How is coronary artery disease treated
Incorporating these simple lifestyle changes can greatly help in promoting healthier arteries and treating coronary artery disease.
- Quit smoking
- Regular exercising
- Maintaining a healthy body weight
- Reducing stress levels
- Controlling risk factors like blood sugar, blood cholesterol and blood pressure.
- Eating healthy, low-fat foods
Invasive procedural or surgical approach:
- Angioplasty- a unique inflatable balloon is mounted on a catheter which is inserted into the blood vessel having the blockage. When the catheter reaches the blockage or plaque build-up, it inflates the balloon to push the blockage radially outwards, clearing the blood vessel passage to secure proper blood flow. This is called balloon angioplasty.

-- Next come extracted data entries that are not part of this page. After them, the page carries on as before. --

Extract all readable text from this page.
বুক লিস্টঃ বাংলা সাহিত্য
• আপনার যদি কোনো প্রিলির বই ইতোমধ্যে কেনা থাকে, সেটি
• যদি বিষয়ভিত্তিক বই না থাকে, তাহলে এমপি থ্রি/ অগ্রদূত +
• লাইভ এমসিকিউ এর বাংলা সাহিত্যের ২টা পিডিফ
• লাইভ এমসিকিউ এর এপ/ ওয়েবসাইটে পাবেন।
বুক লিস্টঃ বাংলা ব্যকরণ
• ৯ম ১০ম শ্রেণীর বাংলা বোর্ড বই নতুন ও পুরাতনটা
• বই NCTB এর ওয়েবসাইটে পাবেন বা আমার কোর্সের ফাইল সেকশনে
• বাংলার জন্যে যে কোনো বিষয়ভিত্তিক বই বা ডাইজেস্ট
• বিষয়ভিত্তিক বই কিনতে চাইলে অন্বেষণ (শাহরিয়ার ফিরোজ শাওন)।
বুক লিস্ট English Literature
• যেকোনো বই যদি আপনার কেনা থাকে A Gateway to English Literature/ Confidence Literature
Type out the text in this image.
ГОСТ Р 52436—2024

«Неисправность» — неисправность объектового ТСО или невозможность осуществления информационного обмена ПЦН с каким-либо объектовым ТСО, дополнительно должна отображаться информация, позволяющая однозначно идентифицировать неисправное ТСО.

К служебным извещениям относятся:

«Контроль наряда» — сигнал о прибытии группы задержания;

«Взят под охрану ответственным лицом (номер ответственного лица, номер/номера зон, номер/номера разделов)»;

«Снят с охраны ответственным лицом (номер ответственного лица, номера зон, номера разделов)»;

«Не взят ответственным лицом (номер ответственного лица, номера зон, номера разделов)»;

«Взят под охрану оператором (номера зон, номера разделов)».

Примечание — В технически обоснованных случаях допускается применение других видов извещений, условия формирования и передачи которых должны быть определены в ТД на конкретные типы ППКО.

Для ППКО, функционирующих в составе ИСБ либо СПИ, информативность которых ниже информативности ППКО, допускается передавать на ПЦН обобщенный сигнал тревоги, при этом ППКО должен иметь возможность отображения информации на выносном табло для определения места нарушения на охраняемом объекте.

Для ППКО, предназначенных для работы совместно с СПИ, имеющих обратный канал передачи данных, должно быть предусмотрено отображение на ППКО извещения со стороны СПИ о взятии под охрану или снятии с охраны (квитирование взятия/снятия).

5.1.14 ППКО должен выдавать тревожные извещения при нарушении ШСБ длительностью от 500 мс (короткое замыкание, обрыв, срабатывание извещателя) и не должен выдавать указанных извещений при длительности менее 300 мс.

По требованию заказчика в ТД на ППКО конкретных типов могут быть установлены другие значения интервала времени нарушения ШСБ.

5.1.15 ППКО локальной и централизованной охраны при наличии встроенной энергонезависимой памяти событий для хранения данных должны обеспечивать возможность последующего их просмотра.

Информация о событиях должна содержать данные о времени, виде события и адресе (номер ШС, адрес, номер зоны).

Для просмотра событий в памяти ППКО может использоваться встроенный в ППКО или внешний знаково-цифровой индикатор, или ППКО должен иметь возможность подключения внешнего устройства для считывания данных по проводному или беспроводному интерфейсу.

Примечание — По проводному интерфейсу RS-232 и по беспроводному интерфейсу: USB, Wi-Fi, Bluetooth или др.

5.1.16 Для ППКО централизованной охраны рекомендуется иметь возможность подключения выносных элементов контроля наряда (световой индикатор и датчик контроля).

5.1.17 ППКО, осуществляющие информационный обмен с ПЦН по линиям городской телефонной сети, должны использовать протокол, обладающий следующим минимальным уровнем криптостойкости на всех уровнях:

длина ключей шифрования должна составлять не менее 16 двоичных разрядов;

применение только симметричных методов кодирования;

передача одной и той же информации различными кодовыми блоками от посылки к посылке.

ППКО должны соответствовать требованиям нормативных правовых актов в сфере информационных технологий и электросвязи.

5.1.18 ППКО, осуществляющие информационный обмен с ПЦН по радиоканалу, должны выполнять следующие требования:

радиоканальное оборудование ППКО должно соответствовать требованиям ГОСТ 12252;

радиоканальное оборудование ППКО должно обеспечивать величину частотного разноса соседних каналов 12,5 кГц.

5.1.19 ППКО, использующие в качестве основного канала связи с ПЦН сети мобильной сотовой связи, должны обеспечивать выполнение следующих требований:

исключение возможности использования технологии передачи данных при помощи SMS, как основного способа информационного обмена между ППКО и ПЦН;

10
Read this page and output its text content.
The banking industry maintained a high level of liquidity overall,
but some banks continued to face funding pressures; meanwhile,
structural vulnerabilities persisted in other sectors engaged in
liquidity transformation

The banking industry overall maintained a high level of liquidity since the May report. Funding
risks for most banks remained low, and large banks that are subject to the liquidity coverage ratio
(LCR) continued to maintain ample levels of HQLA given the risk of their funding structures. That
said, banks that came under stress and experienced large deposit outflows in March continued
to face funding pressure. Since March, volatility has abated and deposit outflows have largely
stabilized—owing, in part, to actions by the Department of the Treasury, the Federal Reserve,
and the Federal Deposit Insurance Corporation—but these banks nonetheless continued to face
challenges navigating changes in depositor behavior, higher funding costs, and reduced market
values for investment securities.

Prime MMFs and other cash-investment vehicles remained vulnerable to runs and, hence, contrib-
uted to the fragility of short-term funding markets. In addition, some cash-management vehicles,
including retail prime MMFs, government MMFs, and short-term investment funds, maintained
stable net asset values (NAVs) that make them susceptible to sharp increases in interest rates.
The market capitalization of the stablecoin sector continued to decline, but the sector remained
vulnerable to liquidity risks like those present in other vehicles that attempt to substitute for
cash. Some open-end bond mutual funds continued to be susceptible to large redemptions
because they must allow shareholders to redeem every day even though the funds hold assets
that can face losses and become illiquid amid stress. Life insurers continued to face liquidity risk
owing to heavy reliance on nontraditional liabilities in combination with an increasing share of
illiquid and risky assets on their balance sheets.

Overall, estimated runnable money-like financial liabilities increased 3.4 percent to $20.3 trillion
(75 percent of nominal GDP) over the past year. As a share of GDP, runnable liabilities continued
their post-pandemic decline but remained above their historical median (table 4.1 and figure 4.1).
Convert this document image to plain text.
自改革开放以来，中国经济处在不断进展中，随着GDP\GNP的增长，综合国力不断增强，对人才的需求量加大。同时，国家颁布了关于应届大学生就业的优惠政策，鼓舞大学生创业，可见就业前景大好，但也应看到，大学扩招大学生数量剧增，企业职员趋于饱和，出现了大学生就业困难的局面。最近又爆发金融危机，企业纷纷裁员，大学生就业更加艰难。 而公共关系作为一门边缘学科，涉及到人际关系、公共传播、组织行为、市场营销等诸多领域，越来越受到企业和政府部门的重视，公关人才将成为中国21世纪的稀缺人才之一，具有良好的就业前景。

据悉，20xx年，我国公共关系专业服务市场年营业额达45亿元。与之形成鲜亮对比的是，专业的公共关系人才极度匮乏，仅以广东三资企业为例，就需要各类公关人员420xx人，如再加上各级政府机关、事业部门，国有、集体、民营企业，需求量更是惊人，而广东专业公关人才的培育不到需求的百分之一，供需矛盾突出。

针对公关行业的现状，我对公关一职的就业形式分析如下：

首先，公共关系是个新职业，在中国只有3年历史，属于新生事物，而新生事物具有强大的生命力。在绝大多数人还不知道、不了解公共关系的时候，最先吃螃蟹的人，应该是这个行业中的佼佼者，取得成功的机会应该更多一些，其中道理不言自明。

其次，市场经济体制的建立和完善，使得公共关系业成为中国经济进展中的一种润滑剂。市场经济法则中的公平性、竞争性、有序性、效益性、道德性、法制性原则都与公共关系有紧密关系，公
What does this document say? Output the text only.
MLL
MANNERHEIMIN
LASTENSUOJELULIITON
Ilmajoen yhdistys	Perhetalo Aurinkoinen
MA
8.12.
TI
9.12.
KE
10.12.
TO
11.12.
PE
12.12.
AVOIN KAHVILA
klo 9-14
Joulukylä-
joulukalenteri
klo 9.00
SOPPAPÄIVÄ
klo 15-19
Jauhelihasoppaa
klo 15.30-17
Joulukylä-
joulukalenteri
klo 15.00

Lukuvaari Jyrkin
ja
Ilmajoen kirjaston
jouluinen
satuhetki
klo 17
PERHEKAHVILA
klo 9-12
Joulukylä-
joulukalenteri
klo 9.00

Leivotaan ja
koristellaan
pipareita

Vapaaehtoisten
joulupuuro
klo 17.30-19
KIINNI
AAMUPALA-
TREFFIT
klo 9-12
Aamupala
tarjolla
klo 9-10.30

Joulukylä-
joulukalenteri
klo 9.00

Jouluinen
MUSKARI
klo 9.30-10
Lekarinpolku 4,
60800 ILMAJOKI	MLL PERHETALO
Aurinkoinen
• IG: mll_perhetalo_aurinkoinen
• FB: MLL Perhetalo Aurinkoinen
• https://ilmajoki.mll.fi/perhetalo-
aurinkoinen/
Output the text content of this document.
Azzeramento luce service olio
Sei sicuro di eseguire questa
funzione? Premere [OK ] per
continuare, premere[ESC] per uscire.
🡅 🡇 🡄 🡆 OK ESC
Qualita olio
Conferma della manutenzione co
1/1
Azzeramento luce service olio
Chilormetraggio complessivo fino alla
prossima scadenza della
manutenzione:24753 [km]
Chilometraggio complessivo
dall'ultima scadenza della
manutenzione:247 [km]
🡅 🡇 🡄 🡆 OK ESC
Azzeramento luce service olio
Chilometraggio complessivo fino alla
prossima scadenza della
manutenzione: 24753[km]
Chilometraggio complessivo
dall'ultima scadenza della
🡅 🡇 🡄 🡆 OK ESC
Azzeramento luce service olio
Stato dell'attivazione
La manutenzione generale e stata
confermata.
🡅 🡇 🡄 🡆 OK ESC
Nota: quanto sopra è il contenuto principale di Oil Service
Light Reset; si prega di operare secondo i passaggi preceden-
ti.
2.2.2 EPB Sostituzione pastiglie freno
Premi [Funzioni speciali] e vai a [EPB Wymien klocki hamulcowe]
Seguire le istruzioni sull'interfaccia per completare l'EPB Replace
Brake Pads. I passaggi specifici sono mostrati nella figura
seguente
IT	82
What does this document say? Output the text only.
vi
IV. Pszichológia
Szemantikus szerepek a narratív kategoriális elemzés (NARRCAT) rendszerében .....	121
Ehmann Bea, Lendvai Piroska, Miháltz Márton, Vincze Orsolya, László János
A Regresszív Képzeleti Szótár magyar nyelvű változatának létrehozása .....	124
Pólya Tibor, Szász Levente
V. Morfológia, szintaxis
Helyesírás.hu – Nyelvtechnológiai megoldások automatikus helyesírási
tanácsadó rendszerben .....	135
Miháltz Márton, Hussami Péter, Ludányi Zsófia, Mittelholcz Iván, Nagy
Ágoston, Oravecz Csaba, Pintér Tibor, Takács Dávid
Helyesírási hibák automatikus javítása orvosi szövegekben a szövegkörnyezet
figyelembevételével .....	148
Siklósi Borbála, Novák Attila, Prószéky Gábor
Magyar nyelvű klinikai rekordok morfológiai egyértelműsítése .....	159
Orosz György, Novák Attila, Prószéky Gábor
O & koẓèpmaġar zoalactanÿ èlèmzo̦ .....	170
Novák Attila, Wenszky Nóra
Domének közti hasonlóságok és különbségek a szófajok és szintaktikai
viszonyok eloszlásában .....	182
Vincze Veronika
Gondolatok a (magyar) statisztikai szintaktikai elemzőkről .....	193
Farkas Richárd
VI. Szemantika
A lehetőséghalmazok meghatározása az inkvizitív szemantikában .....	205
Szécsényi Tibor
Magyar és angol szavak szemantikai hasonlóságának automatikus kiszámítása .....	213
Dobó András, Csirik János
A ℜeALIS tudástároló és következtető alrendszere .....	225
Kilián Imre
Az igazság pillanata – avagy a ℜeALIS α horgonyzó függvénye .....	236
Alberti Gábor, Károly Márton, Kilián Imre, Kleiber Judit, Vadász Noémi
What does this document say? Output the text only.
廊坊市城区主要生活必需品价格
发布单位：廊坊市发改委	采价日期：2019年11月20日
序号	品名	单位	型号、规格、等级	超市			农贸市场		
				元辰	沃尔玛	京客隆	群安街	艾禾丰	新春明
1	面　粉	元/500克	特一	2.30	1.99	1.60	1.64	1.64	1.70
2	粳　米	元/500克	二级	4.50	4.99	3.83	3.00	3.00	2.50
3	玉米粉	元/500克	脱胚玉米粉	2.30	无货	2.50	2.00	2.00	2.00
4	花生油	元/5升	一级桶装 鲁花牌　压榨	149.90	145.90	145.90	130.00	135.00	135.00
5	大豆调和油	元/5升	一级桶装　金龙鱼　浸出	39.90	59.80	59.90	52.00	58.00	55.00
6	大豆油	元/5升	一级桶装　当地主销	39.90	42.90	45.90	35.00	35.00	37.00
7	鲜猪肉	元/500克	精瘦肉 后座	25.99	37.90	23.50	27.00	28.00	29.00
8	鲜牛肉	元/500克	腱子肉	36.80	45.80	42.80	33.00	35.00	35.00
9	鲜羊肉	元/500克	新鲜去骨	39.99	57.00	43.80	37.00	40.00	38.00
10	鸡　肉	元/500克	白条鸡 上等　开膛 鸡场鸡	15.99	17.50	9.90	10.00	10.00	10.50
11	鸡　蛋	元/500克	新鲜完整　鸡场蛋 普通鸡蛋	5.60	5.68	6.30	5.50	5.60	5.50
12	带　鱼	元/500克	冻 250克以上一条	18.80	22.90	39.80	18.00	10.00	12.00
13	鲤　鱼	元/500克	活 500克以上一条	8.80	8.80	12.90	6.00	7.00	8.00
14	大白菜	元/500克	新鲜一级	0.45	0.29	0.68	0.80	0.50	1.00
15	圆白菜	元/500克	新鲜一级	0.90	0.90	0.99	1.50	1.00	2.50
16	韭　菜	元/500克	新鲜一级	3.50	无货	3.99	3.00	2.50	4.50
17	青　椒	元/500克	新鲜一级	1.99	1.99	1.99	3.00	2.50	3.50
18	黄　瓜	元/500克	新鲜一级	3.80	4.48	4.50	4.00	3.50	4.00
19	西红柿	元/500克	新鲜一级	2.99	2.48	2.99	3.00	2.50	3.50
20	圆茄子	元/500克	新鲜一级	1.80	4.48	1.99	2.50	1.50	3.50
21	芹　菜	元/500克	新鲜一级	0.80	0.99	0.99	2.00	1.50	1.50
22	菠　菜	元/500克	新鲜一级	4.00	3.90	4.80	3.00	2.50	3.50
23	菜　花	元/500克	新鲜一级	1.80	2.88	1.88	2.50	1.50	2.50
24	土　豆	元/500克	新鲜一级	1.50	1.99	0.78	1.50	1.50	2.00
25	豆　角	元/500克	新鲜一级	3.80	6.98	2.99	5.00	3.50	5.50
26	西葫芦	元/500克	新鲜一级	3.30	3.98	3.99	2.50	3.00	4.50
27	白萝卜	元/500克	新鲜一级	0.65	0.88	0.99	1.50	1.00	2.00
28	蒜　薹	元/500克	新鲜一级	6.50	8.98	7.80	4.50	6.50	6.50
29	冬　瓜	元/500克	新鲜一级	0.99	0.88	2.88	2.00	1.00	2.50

Angioplasty is a procedure to widen the coronary artery and restore the blood flow.
Meril’s Evermine50 is stent used in angioplasty and has the following features:
- Ultra-low strut thickness of 50μm for promoting early vascular healing
- Variable strut width and variable crown design to ensure adequate radial strength of 1.1bar*
- Hybrid cell stent design: Open cells in the middle of the stent for side-branch access and closed cell design on ends for optimal scaffolding and conformability
- Clinically established drug everolimus with biodegradable polymer for proven clinical safety & long-term efficacy
Our specialised Bioresorbable Scaffold – MeRes100 is classified under Sirolimus Eluting BioResorbable Vascular Scaffold System. It has the following features: -
- Next Generation BioResorbable Scaffold: World's first 100µm BVS
- Ideal strut thickness to minimize vascular injury & ensure early endothelialization
- Virtual Tubing: Couplets of tri-axial RO markers at either end of the scaffold
- Hybrid Stent Design: Strut width variability allows for adequate radial strength
- Future treatment possibilities: Restore the artery to natural state after resorptio
2. Coronary artery bypass surgery - a graft is created to bypass the blocked coronary artery, using a blood vessel from another part of the body. It restores blood flow to the heart by diverting the flow of blood around a section of a blocked artery in the heart. Since this requires an open-heart surgery, it is most often reserved for cases where there are no other less invasive methods clinically advisable.
The risk of a cardio vascular disease is different for different people. The symptoms are easily mistaken for just fatigue. Do not ignore the warning signs. Get it diagnosed and be ahead to enjoy every moment of your life and add more to life. It is never too late to adopt a healthier lifestyle.